A Chinese lunar lander has detected traces of local water on Earth's satellite. A team of scientists has now determined where this "most important liquid in the universe" comes from on the Moon.
Scientists first learned about the discovery of traces of water on Earth's natural satellite back in 2020, when the Chang'e-5 landing module used an on-board spectrometer to identify water-bearing rocks in the lunar soil. Laboratory analysis of soil samples delivered to our planet a year later confirmed the initial findings. Now the research team has finally determined where water comes from on the Moon in the first place.

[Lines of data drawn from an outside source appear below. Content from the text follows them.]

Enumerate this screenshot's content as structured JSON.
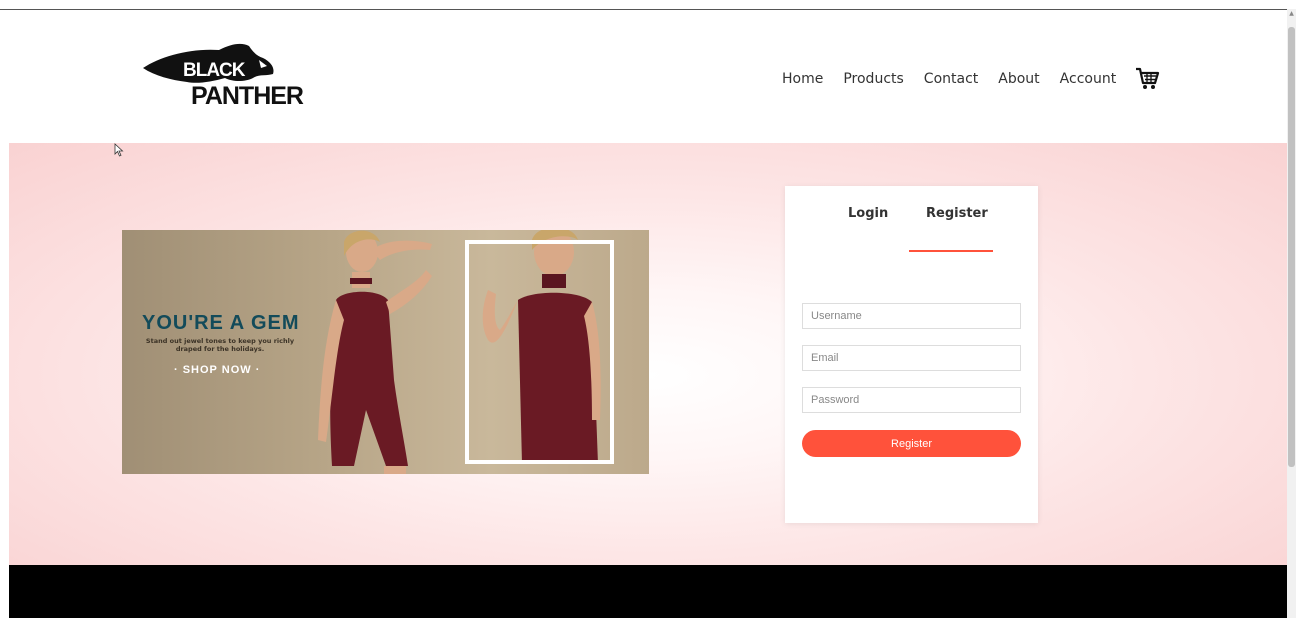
{
  "brand": {
    "logo_text_line1": "BLACK",
    "logo_text_line2": "PANTHER"
  },
  "nav": {
    "items": [
      "Home",
      "Products",
      "Contact",
      "About",
      "Account"
    ],
    "cart_icon": "shopping-cart-icon"
  },
  "banner": {
    "headline": "YOU'RE A GEM",
    "subtext": "Stand out jewel tones to keep you richly draped for the holidays.",
    "cta": "· SHOP NOW ·"
  },
  "auth": {
    "tabs": [
      "Login",
      "Register"
    ],
    "active_tab": "Register",
    "username_placeholder": "Username",
    "email_placeholder": "Email",
    "password_placeholder": "Password",
    "submit_label": "Register"
  },
  "colors": {
    "accent": "#ff523b",
    "hero_background": "#fde6e6",
    "footer": "#000000",
    "banner_headline": "#134b5a",
    "dress": "#6a1a24"
  }
}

Naturally, "lunar water" was not found in the form of liquids or at least ice crystals: there are no open bodies of water, and although the place where Chang'e 5 conducted research is called the Ocean of Storms, it has nothing to do with Earth's oceans.

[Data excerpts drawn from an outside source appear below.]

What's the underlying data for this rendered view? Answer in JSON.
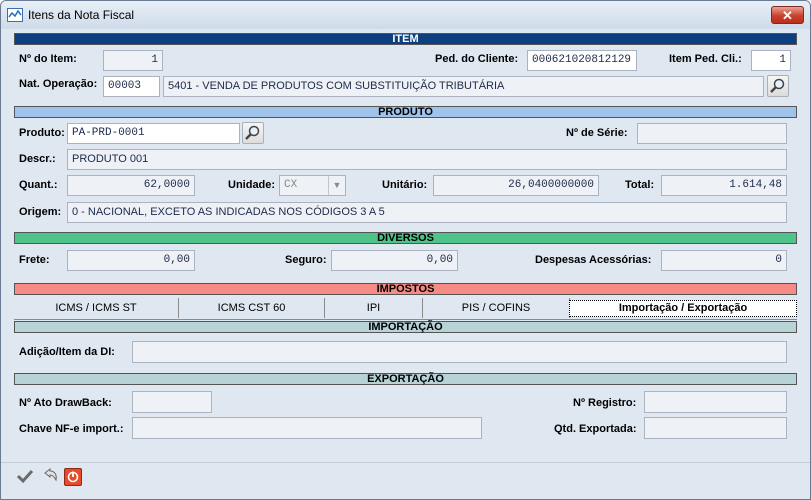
{
  "window": {
    "title": "Itens da Nota Fiscal",
    "close": "✕"
  },
  "item": {
    "header": "ITEM",
    "n_item_label": "Nº do Item:",
    "n_item": "1",
    "ped_cliente_label": "Ped. do Cliente:",
    "ped_cliente": "000621020812129",
    "item_ped_cli_label": "Item Ped. Cli.:",
    "item_ped_cli": "1",
    "nat_operacao_label": "Nat. Operação:",
    "nat_code": "00003",
    "nat_desc": "5401 - VENDA DE PRODUTOS COM SUBSTITUIÇÃO TRIBUTÁRIA"
  },
  "produto": {
    "header": "PRODUTO",
    "produto_label": "Produto:",
    "produto": "PA-PRD-0001",
    "serie_label": "Nº de Série:",
    "serie": "",
    "descr_label": "Descr.:",
    "descr": "PRODUTO 001",
    "quant_label": "Quant.:",
    "quant": "62,0000",
    "unidade_label": "Unidade:",
    "unidade": "CX",
    "unitario_label": "Unitário:",
    "unitario": "26,0400000000",
    "total_label": "Total:",
    "total": "1.614,48",
    "origem_label": "Origem:",
    "origem": "0 - NACIONAL, EXCETO AS INDICADAS NOS CÓDIGOS 3 A 5"
  },
  "diversos": {
    "header": "DIVERSOS",
    "frete_label": "Frete:",
    "frete": "0,00",
    "seguro_label": "Seguro:",
    "seguro": "0,00",
    "despesas_label": "Despesas Acessórias:",
    "despesas": "0"
  },
  "impostos": {
    "header": "IMPOSTOS",
    "tabs": [
      "ICMS / ICMS ST",
      "ICMS CST 60",
      "IPI",
      "PIS / COFINS",
      "Importação / Exportação"
    ]
  },
  "importacao": {
    "header": "IMPORTAÇÃO",
    "adicao_label": "Adição/Item da DI:",
    "adicao": ""
  },
  "exportacao": {
    "header": "EXPORTAÇÃO",
    "ato_label": "Nº Ato DrawBack:",
    "ato": "",
    "registro_label": "Nº Registro:",
    "registro": "",
    "chave_label": "Chave NF-e import.:",
    "chave": "",
    "qtd_label": "Qtd. Exportada:",
    "qtd": ""
  },
  "toolbar": {
    "confirm_icon": "checkmark-icon",
    "undo_icon": "undo-icon",
    "power_icon": "power-icon"
  }
}
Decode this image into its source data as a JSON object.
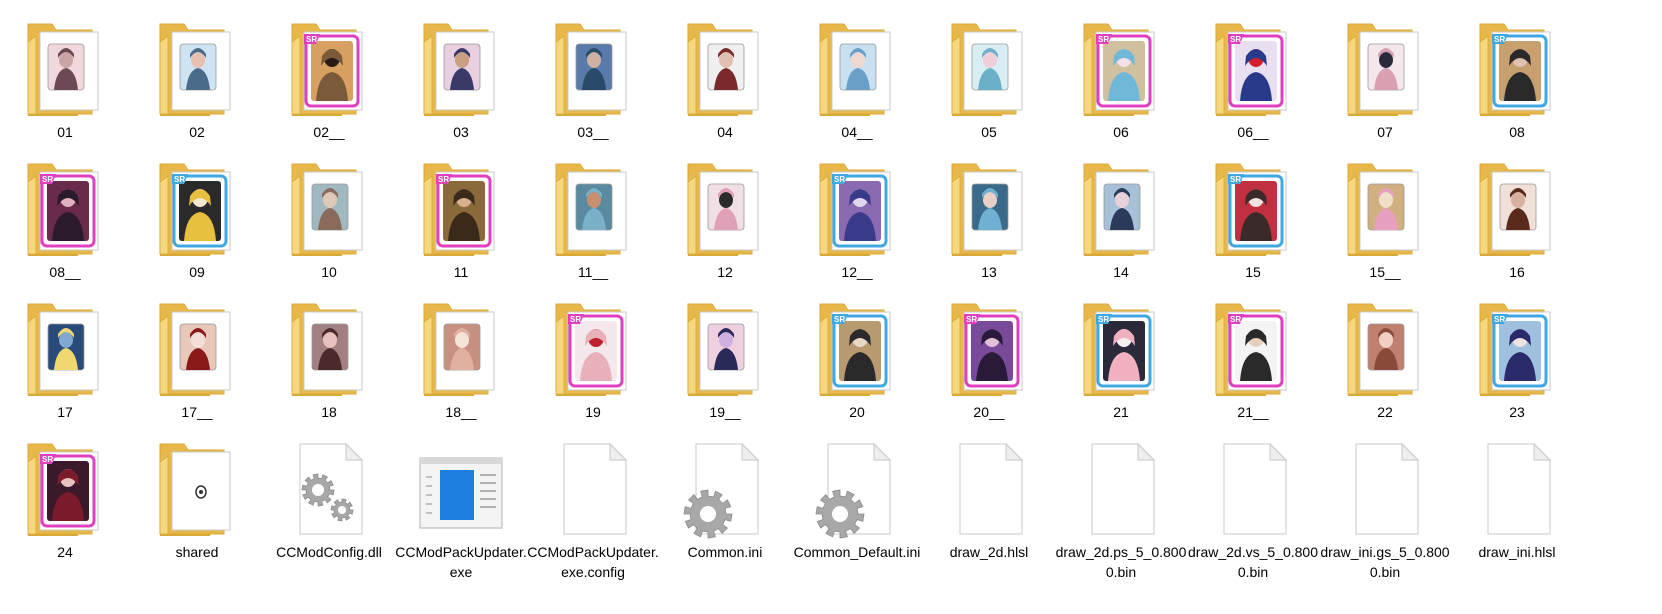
{
  "window": {
    "title": ""
  },
  "items": [
    {
      "label": "01",
      "type": "folder",
      "thumb": "photo",
      "frame": "none",
      "palette": [
        "#6b4a55",
        "#c9a5a8",
        "#f0d8dc"
      ]
    },
    {
      "label": "02",
      "type": "folder",
      "thumb": "photo",
      "frame": "none",
      "palette": [
        "#4a6a8a",
        "#e6c0b0",
        "#cfe4f2"
      ]
    },
    {
      "label": "02__",
      "type": "folder",
      "thumb": "card",
      "frame": "pink",
      "palette": [
        "#7a5a3a",
        "#2a1a18",
        "#d8a060"
      ]
    },
    {
      "label": "03",
      "type": "folder",
      "thumb": "photo",
      "frame": "none",
      "palette": [
        "#3a3a6a",
        "#c8a080",
        "#e8d0e0"
      ]
    },
    {
      "label": "03__",
      "type": "folder",
      "thumb": "photo",
      "frame": "none",
      "palette": [
        "#2a4a6a",
        "#d0b0a0",
        "#5a7aaa"
      ]
    },
    {
      "label": "04",
      "type": "folder",
      "thumb": "photo",
      "frame": "none",
      "palette": [
        "#7a2a2a",
        "#e0c0b0",
        "#f0f0f0"
      ]
    },
    {
      "label": "04__",
      "type": "folder",
      "thumb": "photo",
      "frame": "none",
      "palette": [
        "#6aa0c8",
        "#f0d8d0",
        "#c8e0f0"
      ]
    },
    {
      "label": "05",
      "type": "folder",
      "thumb": "photo",
      "frame": "none",
      "palette": [
        "#6ab0c8",
        "#f0d0d8",
        "#d8eef4"
      ]
    },
    {
      "label": "06",
      "type": "folder",
      "thumb": "card",
      "frame": "pink",
      "palette": [
        "#70b8d8",
        "#f4e0e8",
        "#d0c0a0"
      ]
    },
    {
      "label": "06__",
      "type": "folder",
      "thumb": "card",
      "frame": "pink",
      "palette": [
        "#2a3a8a",
        "#d02030",
        "#e8e0f0"
      ]
    },
    {
      "label": "07",
      "type": "folder",
      "thumb": "photo",
      "frame": "none",
      "palette": [
        "#d8a0b0",
        "#2a2a3a",
        "#f4e8ec"
      ]
    },
    {
      "label": "08",
      "type": "folder",
      "thumb": "card",
      "frame": "blue",
      "palette": [
        "#2a2a2a",
        "#e0c0b0",
        "#c8a070"
      ]
    },
    {
      "label": "08__",
      "type": "folder",
      "thumb": "card",
      "frame": "pink",
      "palette": [
        "#2a1a2a",
        "#e0b0c0",
        "#6a2a4a"
      ]
    },
    {
      "label": "09",
      "type": "folder",
      "thumb": "card",
      "frame": "blue",
      "palette": [
        "#e8c040",
        "#f0e8d0",
        "#2a2a2a"
      ]
    },
    {
      "label": "10",
      "type": "folder",
      "thumb": "photo",
      "frame": "none",
      "palette": [
        "#8a6a5a",
        "#e0c8b8",
        "#a0b8c0"
      ]
    },
    {
      "label": "11",
      "type": "folder",
      "thumb": "card",
      "frame": "pink",
      "palette": [
        "#3a2a1a",
        "#d8b090",
        "#8a6a3a"
      ]
    },
    {
      "label": "11__",
      "type": "folder",
      "thumb": "photo",
      "frame": "none",
      "palette": [
        "#7ab0c8",
        "#c89070",
        "#5a8aa0"
      ]
    },
    {
      "label": "12",
      "type": "folder",
      "thumb": "photo",
      "frame": "none",
      "palette": [
        "#e0a0b8",
        "#2a2a2a",
        "#f0e0e4"
      ]
    },
    {
      "label": "12__",
      "type": "folder",
      "thumb": "card",
      "frame": "blue",
      "palette": [
        "#3a3a8a",
        "#e0d8f0",
        "#8a6ab0"
      ]
    },
    {
      "label": "13",
      "type": "folder",
      "thumb": "photo",
      "frame": "none",
      "palette": [
        "#70b0d0",
        "#e8d0c8",
        "#3a6a8a"
      ]
    },
    {
      "label": "14",
      "type": "folder",
      "thumb": "photo",
      "frame": "none",
      "palette": [
        "#2a3a5a",
        "#e8d0d8",
        "#a8c0d8"
      ]
    },
    {
      "label": "15",
      "type": "folder",
      "thumb": "card",
      "frame": "blue",
      "palette": [
        "#3a2a2a",
        "#f0e0e0",
        "#c03040"
      ]
    },
    {
      "label": "15__",
      "type": "folder",
      "thumb": "photo",
      "frame": "none",
      "palette": [
        "#e8a0c0",
        "#f0e0c8",
        "#d0b080"
      ]
    },
    {
      "label": "16",
      "type": "folder",
      "thumb": "photo",
      "frame": "none",
      "palette": [
        "#5a2a1a",
        "#d8b0a0",
        "#f0e0d8"
      ]
    },
    {
      "label": "17",
      "type": "folder",
      "thumb": "photo",
      "frame": "none",
      "palette": [
        "#f0d870",
        "#80a8d0",
        "#2a4a7a"
      ]
    },
    {
      "label": "17__",
      "type": "folder",
      "thumb": "photo",
      "frame": "none",
      "palette": [
        "#8a1a1a",
        "#f0e0d8",
        "#e8c8b8"
      ]
    },
    {
      "label": "18",
      "type": "folder",
      "thumb": "photo",
      "frame": "none",
      "palette": [
        "#4a2a2a",
        "#e8c0c0",
        "#a08080"
      ]
    },
    {
      "label": "18__",
      "type": "folder",
      "thumb": "photo",
      "frame": "none",
      "palette": [
        "#e0b0a0",
        "#f4e4d8",
        "#c89080"
      ]
    },
    {
      "label": "19",
      "type": "folder",
      "thumb": "card",
      "frame": "pink",
      "palette": [
        "#e8b0b8",
        "#c02030",
        "#f4e8ec"
      ]
    },
    {
      "label": "19__",
      "type": "folder",
      "thumb": "photo",
      "frame": "none",
      "palette": [
        "#2a2a5a",
        "#d0b0e0",
        "#f0d0e0"
      ]
    },
    {
      "label": "20",
      "type": "folder",
      "thumb": "card",
      "frame": "blue",
      "palette": [
        "#2a2a2a",
        "#e8d8c8",
        "#b89a70"
      ]
    },
    {
      "label": "20__",
      "type": "folder",
      "thumb": "card",
      "frame": "pink",
      "palette": [
        "#2a1a3a",
        "#e0c0d8",
        "#7a4a9a"
      ]
    },
    {
      "label": "21",
      "type": "folder",
      "thumb": "card",
      "frame": "blue",
      "palette": [
        "#f0b0c0",
        "#f4f0f0",
        "#2a2a3a"
      ]
    },
    {
      "label": "21__",
      "type": "folder",
      "thumb": "card",
      "frame": "pink",
      "palette": [
        "#2a2a2a",
        "#e8d0c0",
        "#f4f4f4"
      ]
    },
    {
      "label": "22",
      "type": "folder",
      "thumb": "photo",
      "frame": "none",
      "palette": [
        "#8a4a3a",
        "#f0d0c0",
        "#c08070"
      ]
    },
    {
      "label": "23",
      "type": "folder",
      "thumb": "card",
      "frame": "blue",
      "palette": [
        "#2a2a6a",
        "#f0e0e0",
        "#a0c0e0"
      ]
    },
    {
      "label": "24",
      "type": "folder",
      "thumb": "card",
      "frame": "pink",
      "palette": [
        "#7a1a2a",
        "#e8c0c0",
        "#3a1a2a"
      ]
    },
    {
      "label": "shared",
      "type": "folder",
      "thumb": "disc",
      "frame": "none",
      "palette": [
        "#ffffff",
        "#333333",
        "#cccccc"
      ]
    },
    {
      "label": "CCModConfig.dll",
      "type": "dll",
      "thumb": "",
      "frame": "none",
      "palette": []
    },
    {
      "label": "CCModPackUpdater.exe",
      "type": "exe",
      "thumb": "",
      "frame": "none",
      "palette": []
    },
    {
      "label": "CCModPackUpdater.exe.config",
      "type": "blank",
      "thumb": "",
      "frame": "none",
      "palette": []
    },
    {
      "label": "Common.ini",
      "type": "ini",
      "thumb": "",
      "frame": "none",
      "palette": []
    },
    {
      "label": "Common_Default.ini",
      "type": "ini",
      "thumb": "",
      "frame": "none",
      "palette": []
    },
    {
      "label": "draw_2d.hlsl",
      "type": "blank",
      "thumb": "",
      "frame": "none",
      "palette": []
    },
    {
      "label": "draw_2d.ps_5_0.8000.bin",
      "type": "blank",
      "thumb": "",
      "frame": "none",
      "palette": []
    },
    {
      "label": "draw_2d.vs_5_0.8000.bin",
      "type": "blank",
      "thumb": "",
      "frame": "none",
      "palette": []
    },
    {
      "label": "draw_ini.gs_5_0.8000.bin",
      "type": "blank",
      "thumb": "",
      "frame": "none",
      "palette": []
    },
    {
      "label": "draw_ini.hlsl",
      "type": "blank",
      "thumb": "",
      "frame": "none",
      "palette": []
    }
  ],
  "colors": {
    "folder_back": "#e8b94a",
    "folder_front": "#f6d77e",
    "folder_edge": "#d9a93a",
    "paper": "#ffffff",
    "paper_edge": "#c8c8c8",
    "frame_pink": "#e040c0",
    "frame_blue": "#40a8e0",
    "gear": "#a8a8a8",
    "exe_blue": "#1e7fe0"
  }
}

In fact, the Chang'e 5 only discovered hydroxyl-bearing rocks formed by interaction with water. Nevertheless, the hydroxyl group in lunar rocks is the same for lunar water as smoke is for fire: it is proof of existence.
Multi-step laboratory analyses have shown that the hydroxyl groups in the lunar rocks come from two different sources. A small fraction came from the influence of the solar wind on the surface of the satellite (Apollo 11 delivered soil samples to Earth with similar results). Most of the hydroxyl groups are in the form of apatites, which are quite common rocks both on the Moon and on Earth.

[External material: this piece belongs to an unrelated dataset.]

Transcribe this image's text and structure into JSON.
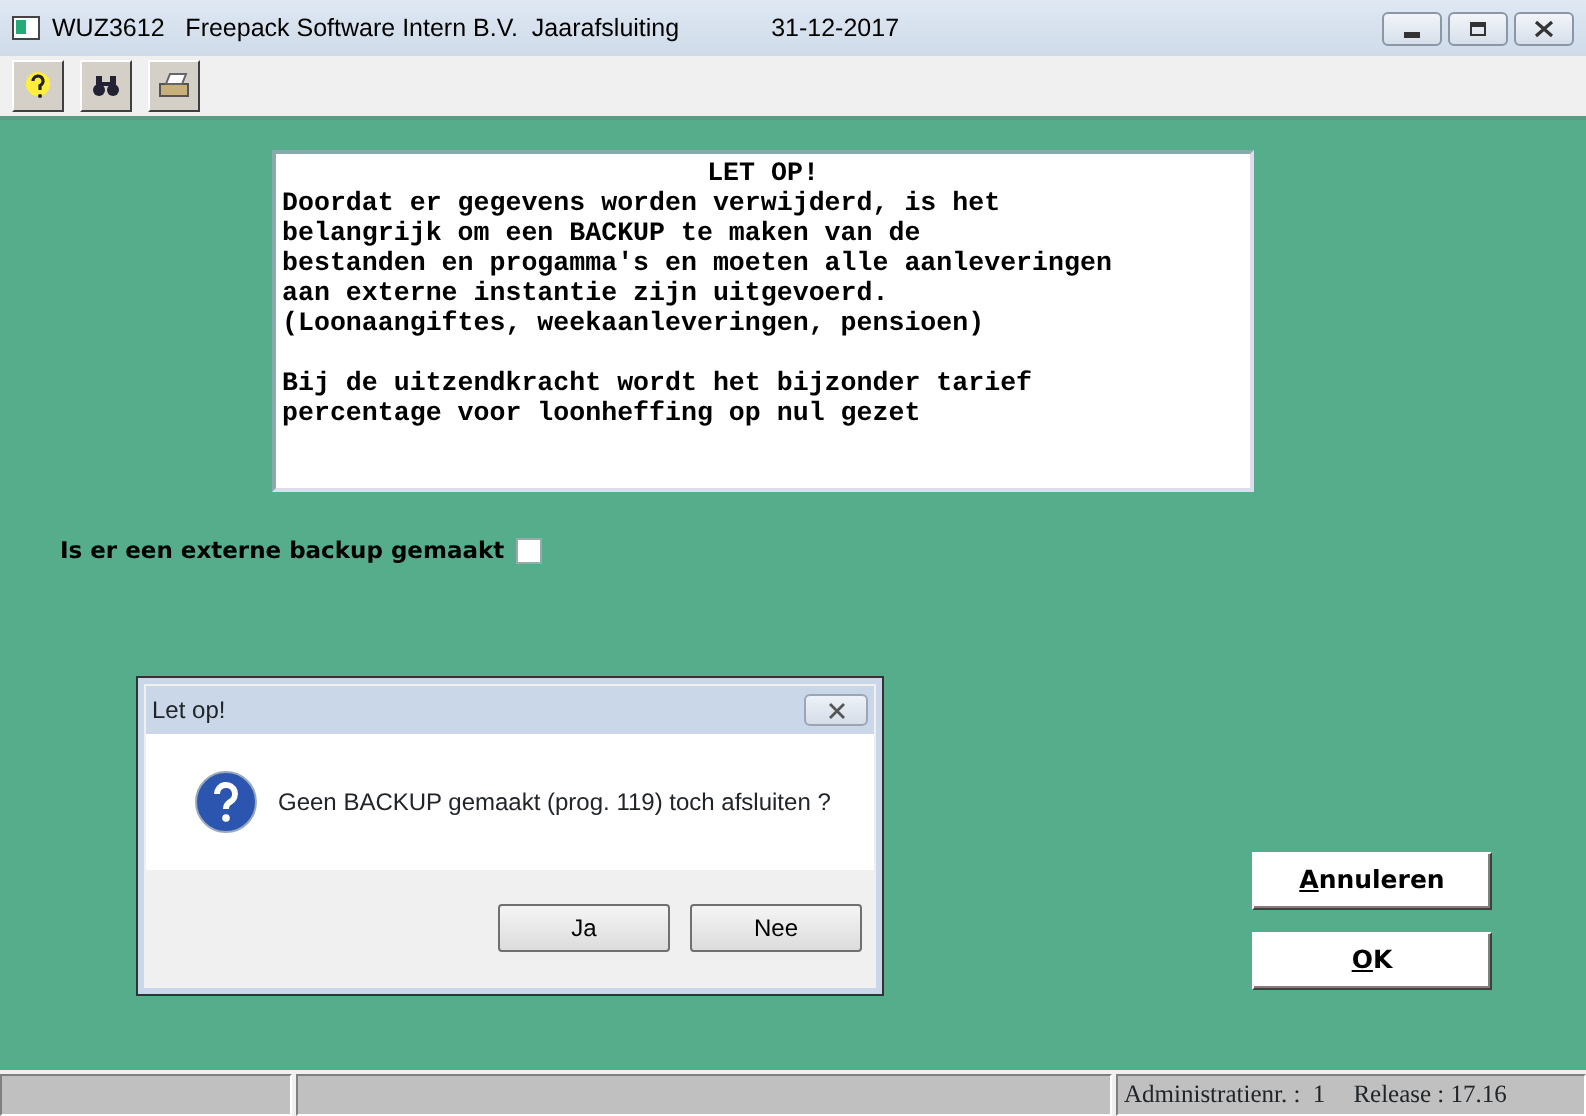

Such a large number of hydroxyl groups could not have been formed by the solar wind alone, scientists say: water must have been on the Moon from the start and played a role in its formation. Moreover, the presence of water there could be important for potential colonization of the satellite and the construction of the first human settlements on its surface.
The Chang'e-6 and Chang'e-7 landers are expected to continue studying the Moon as they evaluate the satellite's water resources, including polar ice, and their main objective.